What’s the Dimwit Duration On Your Team?

One of the sad realities of life in a team is that decisions often become stupider as they filter their way from the decision maker to the place where they get implemented.  Over and over, I’ve seen something that started out as a rational and well-intentioned idea become twisted into something pointless or annoying or awful as it percolates its way through an organization.  If you are the one at the end of that process, it can be really hard to believe that it ever started out as even vaguely rational.  Why does this happen?

Decision “Telephone”

Well, one problem is that the person implementing the decision often doesn’t really understand the original idea.  You’ve probably played “telephone” as a kid – take a phrase and pass it by word of mouth down a line of people.  At the end, the result is revealed to much hilarity since it never even resembles how it started out.  Well, that’s what happens to decisions – their basic shape might make it down, if you are lucky, but the context and the rationale for it are often mangled beyond recognition.  This is just a fact of life about people – they are a very lossy channel for communication – and it isn’t fixable.

Decision Combinatorics 

The other problem is that a single decision will often end up getting applied in a lot of places to a lot of people, and the person who made it doesn’t always have a clue about them all.  And, multiple decisions, each of which may make a lot of sense in isolation, combine into a mess.  For example, “we won’t push out an update to our web site until we run our test passes on it.”  And, “our test passes will try out all the different browsers that people are commonly using.”  Result: the site is down for hours because you can’t push an update that is a tiny little tweak to a configuration setting.

Can Rationality Prevail?

You can try to counteract these problems by having rational people at the tip of the spear who apply the decision with flexibility and humor.  That way, something that becomes completely impractical is not rammed down the throats of the team.  It is very hard to create a culture at scale that works this way; it is just a lot easier to be rigid than to be thoughtful, and people are inclined to be lazy.  Also, someone is much less likely to get into trouble for applying a policy than for setting it aside, and many people are very risk averse.

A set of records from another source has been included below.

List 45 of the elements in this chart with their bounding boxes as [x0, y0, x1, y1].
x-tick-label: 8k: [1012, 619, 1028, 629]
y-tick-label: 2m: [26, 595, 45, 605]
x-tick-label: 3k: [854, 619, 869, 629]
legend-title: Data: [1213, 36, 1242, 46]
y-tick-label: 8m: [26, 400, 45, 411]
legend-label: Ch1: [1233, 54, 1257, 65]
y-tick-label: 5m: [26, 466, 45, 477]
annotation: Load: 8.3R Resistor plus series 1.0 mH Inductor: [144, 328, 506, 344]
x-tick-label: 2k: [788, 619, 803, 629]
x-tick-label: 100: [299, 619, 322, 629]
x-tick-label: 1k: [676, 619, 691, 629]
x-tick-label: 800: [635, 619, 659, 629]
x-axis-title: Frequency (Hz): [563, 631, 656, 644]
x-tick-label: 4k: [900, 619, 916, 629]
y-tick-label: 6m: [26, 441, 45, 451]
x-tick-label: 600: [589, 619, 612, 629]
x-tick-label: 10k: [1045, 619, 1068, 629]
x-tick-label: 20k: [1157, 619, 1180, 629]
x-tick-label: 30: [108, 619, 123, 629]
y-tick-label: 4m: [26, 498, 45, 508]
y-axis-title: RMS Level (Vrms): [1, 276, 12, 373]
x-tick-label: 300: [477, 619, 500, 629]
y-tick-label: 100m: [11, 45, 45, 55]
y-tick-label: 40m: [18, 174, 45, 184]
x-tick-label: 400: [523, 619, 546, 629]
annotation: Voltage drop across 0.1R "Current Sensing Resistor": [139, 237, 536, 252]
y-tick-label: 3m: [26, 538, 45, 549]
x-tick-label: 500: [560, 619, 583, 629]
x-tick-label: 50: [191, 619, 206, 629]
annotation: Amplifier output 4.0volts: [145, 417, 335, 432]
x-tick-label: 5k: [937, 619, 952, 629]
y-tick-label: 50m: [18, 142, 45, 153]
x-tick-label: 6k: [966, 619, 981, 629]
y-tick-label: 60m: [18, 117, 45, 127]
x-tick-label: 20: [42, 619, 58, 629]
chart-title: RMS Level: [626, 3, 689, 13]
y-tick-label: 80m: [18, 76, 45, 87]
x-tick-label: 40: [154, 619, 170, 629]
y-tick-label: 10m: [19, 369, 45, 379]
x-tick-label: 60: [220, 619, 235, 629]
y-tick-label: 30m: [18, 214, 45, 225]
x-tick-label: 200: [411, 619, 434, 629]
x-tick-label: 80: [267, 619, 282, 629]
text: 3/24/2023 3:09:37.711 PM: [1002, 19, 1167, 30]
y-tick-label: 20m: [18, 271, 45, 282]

By all means, try to do this .. but don’t be surprised if it fails a lot.

Enter the Dimwit Duration

The only real cure I’ve ever seen for the bad decisions that slip through is to minimize what I call the “dimwit duration”.  This is the period of time that the stupid implementation of a decision stands, before somebody with the power to undo it finds out and can fix it.  Now a lot of factors play into this:

  • How often the decision maker meets and talks to the people who implement their ideas
  • How much power and authority is pushed down the organization
  • How detail-oriented and open-minded the decision makers are about what’s really going on
  • How egregious the decision is and how many people are affected
  • Where the team falls on the culture spectrum between “ruthless candor” and “sir, yes sir”.

The size of the team also has a lot to do with it – it’s one of the many reasons that I like smaller teams, where the doers and the leaders bump into each other often and know each other well enough to be honest.  In many large organizations, they never really do meet, and bad decisions can persist forever.  People can fall into a sense of despair that sanity will prevail, and you get the kind of bureaucratic inertia that Kafka satirized so effectively, with everybody just marching along.

What’s the Dimwit Duration on your team, and what are you doing to shorten it?

100x – Primal Sweet Spot

I’ve always loved being part of teams that are around 100 people.  For years, this was the classic size of a product unit at Microsoft – if you were in one that ran well, it was great.  The team had enough people to really get something done – most of the medium sized products at the company used to be created and built by teams around this size.  Everyone pretty much knew everybody else.  And everyone knew how to get any decision landed – you could always go to the person running the product unit and they could make the call.  You ran into that person pretty often since everyone was physically pretty close together.  The second startup I was in grew to be about this size, and it felt really good in terms of getting things done.

I watched Microsoft evolve from these kinds of teams to much larger ones, and I saw how hard it was to make those larger teams move with the same kind of speed and conviction that product units used to have.  I was moved to do a little research, and was intrigued to find that 100 seems to be a sweet spot generally for primates.  Pre-industrial human tribes were (and are) often around this size.  In visiting Africa, I noticed that baboon tribes commonly have 50-100 individuals, and some poking around on the web confirmed that this is true of other tribal primates like chimpanzees.  Because clan-based primates are intensely status-conscious social creatures, we want to be and to feel connected to the social structure that we inhabit.  Without any technology for communicating further than voice can reach, the status structure of the organization is dependent on personal interaction.  Individuals want to know how they are connected to each other and to feel a sense of membership, and direct physical interaction is a key part of that feeling.  We like to think we have evolved unrecognizably from our origins, but there is a mountain of evidence showing how deeply those early evolutionary experiences continue to shape our behavior today.

Recently, I discovered that there has been some research that supports this idea – there is a concept called “Dunbar’s number” that shows the cognitive limit on the number of people that somebody can have a stable relationship with.  150 is a common number that people have proposed for it.

What it all boils down to for me is that I really like being part of a team this size.  This section talks about ways to make them run effectively.  Have you found this to be a sweet spot for you, too?